Tock continues to innovate and expand, and in less than a year, “has also tripled its number of employees,” FC reported, noting that “wineries, ski resort operators (including Vail Resorts), and even car dealerships are now using Tock for bookings.”
Kokonas “is looking to expand the number of restaurants and purveyors that use Tock as a marketplace to sell meal kits and other goods,” FC reported, adding that “he’s even toying with a Spotify Wrapped-style service that would recommend experiences based on users’ dining habits,” but he also “admits that he might sell Tock.”
“We get inquiries every day, and I have investors. If I never sell it or liquidate part of it, then I never get their money out. They had faith in me and they deserve that return,” FC reported.

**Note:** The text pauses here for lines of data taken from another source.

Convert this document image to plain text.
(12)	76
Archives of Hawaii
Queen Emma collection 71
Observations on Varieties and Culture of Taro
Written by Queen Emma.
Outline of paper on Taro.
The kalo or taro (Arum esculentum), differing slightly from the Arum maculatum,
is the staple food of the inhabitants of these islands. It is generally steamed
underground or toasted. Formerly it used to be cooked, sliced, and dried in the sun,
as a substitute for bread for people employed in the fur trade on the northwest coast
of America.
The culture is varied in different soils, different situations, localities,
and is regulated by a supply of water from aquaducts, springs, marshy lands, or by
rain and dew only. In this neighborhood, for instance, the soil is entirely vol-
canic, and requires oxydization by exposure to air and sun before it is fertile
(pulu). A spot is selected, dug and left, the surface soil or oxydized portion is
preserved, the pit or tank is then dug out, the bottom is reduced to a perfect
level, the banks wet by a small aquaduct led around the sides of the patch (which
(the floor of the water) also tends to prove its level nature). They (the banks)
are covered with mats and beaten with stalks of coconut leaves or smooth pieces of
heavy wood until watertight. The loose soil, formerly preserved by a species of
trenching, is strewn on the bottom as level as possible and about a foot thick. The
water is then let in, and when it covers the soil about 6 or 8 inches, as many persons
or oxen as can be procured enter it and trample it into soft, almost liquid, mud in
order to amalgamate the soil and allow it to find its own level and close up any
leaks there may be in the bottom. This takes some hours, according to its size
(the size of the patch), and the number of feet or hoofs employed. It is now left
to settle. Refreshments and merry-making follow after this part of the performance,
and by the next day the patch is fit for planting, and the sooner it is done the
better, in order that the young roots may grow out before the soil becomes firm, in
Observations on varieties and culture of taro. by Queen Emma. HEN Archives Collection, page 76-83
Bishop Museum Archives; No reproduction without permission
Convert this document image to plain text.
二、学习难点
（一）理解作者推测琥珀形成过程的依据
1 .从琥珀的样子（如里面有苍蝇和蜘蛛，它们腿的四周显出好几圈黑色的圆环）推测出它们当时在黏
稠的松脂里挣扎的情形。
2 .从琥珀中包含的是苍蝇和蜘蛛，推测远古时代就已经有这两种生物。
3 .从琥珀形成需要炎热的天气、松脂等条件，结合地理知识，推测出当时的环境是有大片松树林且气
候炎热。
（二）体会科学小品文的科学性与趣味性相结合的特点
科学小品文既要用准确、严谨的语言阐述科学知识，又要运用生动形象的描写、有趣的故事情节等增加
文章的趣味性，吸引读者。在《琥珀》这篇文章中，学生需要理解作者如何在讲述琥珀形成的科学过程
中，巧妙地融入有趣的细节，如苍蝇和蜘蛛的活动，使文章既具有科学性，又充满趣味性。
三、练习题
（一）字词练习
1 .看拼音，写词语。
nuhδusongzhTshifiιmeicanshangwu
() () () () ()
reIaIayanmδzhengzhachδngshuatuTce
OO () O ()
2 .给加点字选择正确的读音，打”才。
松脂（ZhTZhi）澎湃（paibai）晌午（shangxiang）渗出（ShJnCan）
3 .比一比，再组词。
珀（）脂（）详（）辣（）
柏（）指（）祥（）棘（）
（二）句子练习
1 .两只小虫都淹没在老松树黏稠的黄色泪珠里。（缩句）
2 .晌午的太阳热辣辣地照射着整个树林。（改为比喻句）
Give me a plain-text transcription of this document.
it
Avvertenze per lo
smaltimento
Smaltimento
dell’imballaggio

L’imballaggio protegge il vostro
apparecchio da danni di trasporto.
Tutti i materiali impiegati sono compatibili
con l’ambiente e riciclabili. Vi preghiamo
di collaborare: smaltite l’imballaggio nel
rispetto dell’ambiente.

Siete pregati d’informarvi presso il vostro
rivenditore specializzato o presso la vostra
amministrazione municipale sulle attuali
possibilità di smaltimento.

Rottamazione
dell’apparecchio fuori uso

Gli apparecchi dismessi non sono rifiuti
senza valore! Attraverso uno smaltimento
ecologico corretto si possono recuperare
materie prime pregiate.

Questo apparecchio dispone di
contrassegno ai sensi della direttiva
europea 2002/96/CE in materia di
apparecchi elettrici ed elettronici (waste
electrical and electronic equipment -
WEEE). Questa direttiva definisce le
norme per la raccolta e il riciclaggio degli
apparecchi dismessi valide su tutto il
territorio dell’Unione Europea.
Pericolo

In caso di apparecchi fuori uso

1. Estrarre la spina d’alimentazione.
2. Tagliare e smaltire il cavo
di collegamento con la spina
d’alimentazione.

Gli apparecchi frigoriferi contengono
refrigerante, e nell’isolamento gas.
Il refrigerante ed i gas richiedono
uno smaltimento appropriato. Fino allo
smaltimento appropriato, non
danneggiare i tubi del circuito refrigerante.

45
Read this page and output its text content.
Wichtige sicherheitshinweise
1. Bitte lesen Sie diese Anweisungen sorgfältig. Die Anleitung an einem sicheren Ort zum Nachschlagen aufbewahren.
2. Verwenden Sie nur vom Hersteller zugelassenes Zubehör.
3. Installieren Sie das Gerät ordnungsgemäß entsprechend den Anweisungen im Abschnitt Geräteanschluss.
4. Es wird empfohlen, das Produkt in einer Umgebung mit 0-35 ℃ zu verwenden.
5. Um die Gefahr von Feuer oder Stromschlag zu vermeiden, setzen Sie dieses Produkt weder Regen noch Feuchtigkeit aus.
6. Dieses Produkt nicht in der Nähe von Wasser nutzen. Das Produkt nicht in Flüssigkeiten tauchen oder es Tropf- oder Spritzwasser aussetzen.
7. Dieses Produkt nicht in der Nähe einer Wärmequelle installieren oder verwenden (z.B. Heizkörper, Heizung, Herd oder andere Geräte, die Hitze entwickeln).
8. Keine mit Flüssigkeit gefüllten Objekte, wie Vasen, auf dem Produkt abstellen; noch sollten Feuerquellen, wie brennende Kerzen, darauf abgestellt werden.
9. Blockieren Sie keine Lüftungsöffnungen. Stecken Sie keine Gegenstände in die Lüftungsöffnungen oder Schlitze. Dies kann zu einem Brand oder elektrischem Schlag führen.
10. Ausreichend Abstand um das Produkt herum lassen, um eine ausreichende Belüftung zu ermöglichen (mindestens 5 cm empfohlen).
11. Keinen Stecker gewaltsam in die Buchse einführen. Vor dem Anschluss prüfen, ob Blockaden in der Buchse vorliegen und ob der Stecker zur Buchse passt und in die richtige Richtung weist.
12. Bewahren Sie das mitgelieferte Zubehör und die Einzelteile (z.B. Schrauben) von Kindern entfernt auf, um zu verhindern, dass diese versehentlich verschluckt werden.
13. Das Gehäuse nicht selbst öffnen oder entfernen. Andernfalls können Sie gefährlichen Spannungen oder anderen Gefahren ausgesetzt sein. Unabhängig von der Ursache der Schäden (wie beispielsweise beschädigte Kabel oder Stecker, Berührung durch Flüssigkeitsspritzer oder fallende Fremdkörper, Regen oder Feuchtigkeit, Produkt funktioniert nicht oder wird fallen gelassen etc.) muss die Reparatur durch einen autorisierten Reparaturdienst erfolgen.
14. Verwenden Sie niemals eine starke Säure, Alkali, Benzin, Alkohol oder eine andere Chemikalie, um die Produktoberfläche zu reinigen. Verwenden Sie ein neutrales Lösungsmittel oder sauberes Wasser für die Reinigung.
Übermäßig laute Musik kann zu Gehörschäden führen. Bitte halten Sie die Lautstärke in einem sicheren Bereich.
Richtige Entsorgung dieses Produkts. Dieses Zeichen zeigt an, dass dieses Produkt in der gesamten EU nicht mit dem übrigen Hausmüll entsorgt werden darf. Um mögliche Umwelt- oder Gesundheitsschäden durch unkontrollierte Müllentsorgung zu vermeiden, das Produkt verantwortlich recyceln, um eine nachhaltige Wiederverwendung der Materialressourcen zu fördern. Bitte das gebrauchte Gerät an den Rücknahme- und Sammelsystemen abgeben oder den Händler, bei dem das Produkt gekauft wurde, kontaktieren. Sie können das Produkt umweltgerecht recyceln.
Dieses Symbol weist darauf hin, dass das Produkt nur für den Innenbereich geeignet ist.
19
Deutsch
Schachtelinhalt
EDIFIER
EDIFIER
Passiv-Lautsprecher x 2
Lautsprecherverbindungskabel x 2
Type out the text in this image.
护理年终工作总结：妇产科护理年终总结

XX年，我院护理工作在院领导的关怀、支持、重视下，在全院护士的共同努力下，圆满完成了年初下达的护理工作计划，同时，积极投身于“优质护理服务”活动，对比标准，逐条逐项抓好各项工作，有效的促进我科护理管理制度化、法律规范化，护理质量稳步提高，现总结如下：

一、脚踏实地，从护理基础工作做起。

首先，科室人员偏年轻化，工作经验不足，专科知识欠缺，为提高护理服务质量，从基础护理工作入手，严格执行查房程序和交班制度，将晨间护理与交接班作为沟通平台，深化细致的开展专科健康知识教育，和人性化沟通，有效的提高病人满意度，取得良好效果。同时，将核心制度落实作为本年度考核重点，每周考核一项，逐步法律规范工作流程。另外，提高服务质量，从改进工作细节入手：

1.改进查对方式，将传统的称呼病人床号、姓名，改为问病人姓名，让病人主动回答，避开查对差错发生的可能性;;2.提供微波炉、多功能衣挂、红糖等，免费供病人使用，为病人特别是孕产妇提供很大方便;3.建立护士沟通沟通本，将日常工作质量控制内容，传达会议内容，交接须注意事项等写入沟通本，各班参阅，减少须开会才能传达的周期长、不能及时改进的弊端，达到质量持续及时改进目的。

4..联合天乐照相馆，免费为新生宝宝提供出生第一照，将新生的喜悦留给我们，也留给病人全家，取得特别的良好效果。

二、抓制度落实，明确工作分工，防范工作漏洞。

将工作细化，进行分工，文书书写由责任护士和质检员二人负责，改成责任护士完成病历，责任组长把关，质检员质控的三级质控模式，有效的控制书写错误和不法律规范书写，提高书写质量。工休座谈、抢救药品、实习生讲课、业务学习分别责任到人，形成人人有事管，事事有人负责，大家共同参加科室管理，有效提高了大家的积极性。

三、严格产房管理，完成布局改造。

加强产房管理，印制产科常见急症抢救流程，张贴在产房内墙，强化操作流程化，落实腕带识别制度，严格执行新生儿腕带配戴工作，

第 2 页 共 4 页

Kokonas “seems to love big-picture problem-solving more than the daily grind of managing employees,” FC reported, adding a story Kokonas shared as an explanation, “In 1996 Wilco’s Being There came out, and it was punk, country, and bluegrass. I listened to it three times and threw it in the garbage. I was so angry at myself. I was thinking you’re never going to make anything that good in your life. I eventually got to know [bassist] John Stirratt. When I told him I loved the album he was like, no aspect of doing that was fun. And I was like, ah, that’s the part you don’t get to see, right? Nothing’s like it seems. The sausage factory sucks. That’s true of Tock and that’s true of the restaurants. It’s true of everything.”